The share of individual investors in average daily turnover in the cash market segment has declined 50 basis points since May, to 44.8 per cent in July, NSE data showed. The share of retail investors in the equity derivatives segment has seen a sharp decline of 210 basis points since May, to 23.4 per cent in July.

Market experts suggest the reduction in participation could be due to a decline in the availability of intraday leverage since June, as the next phase of the Securities and Exchange Board of India’s new margin rules kicked in. “People, rather than doing margin-based trading, would have shifted to more delivery-based trading in smallcaps,” says Amit Kumar Gupta, a portfolio advisor with Adroit Financial Services.

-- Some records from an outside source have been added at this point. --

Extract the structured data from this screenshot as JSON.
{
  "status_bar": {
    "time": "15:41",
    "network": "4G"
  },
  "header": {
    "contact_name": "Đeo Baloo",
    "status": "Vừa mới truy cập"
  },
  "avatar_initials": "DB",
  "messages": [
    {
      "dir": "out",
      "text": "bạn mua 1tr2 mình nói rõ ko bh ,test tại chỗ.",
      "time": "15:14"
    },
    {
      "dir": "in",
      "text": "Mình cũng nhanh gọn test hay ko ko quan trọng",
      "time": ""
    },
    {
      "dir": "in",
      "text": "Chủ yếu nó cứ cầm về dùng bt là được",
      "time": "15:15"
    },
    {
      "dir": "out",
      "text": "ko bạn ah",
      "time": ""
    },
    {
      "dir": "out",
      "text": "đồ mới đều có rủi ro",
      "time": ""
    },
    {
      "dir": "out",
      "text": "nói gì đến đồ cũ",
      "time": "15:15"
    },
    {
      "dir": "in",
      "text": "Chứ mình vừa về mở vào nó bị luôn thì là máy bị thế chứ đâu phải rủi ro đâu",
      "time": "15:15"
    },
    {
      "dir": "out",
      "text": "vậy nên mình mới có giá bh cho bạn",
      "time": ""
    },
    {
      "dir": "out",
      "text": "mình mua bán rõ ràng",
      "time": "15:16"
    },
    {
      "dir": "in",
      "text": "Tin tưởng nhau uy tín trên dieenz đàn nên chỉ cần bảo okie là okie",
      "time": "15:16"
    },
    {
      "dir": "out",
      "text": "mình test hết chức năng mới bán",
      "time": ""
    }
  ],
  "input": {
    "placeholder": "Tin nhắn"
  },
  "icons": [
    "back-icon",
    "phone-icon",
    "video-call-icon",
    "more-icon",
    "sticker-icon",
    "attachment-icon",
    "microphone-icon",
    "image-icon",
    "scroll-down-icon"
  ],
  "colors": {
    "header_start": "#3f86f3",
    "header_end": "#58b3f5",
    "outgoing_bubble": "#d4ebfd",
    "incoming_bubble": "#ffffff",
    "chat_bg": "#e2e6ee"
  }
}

Gupta also attributes the decline in participation of individual investors to smaller businesses taking out some of the working capital they had invested in the market during the second Covid wave. This was also fuelled by the reopening of the economy since June.

According to the NSE, the individual investor category also includes sole proprietorship businesses.

Market experts say the retail investors’ share in the equity derivative segment will decline further after September 1 as a new phase of the new margin requirement rule takes away intraday leverage.